Documentary feature examining why genocides keep occurring—from the Armenian genocide in 1915, to the Holocaust, Bosnia, Rwanda and now Darfur—through the eyes and music of the Grammy award-winning rock band “System of a Down,” based in Los Angeles, whose members are all grandchildren of genocide survivors.
As the band tours the world and touches on the locations and stories of genocide in the last century, the film follows the personal story of the lead singer’s grandfather, a 96-year-old survivor of the Armenian genocide, one of the few remaining survivors from his village in Turkey. With the arguments of Harvard Professor Samantha Power, the personal stories of survivors from Armenia, Rwanda and Darfur, policy critics and whistleblowers—the “screamers”—the film targets the problem of genocide denial, with specific reference to the Turkish government’s current campaign to stop its citizens from discussing the genocide.

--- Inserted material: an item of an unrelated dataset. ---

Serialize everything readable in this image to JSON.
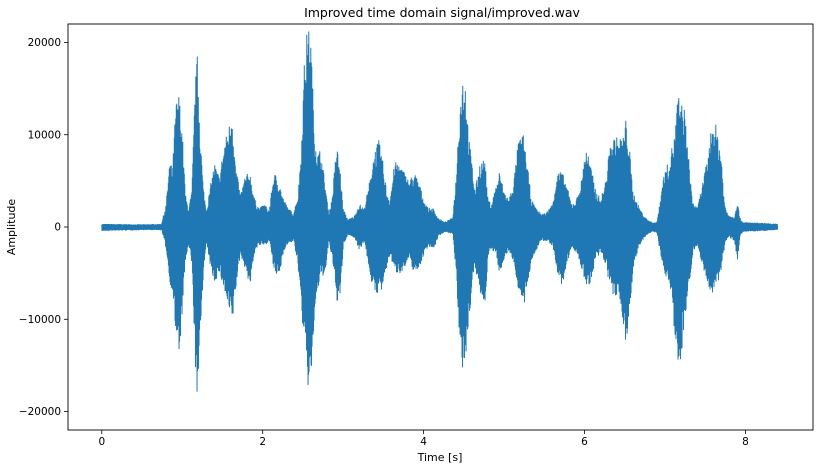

When the band arrives back in the United States, they confront the hypocrisy of U.S. foreign policy in the debate on genocide recognition, with Speaker of the House, Dennis Hastert, actively blocking a vote in Congress. Through the band’s efforts to get Dennis to “Do the Right Thing” and Power’s thesis that America’s interest has always been to stay neutral, no matter how wide-scale the carnage, the film shows how successive Presidents and corporate interests have conspired to turn a blind eye to genocides as they are happening—whether it be Iraqi Kurds in the '80s, Rwanda in the '90s or Darfur today. After the Holocaust, we may say ‘never again’—but we don’t mean it.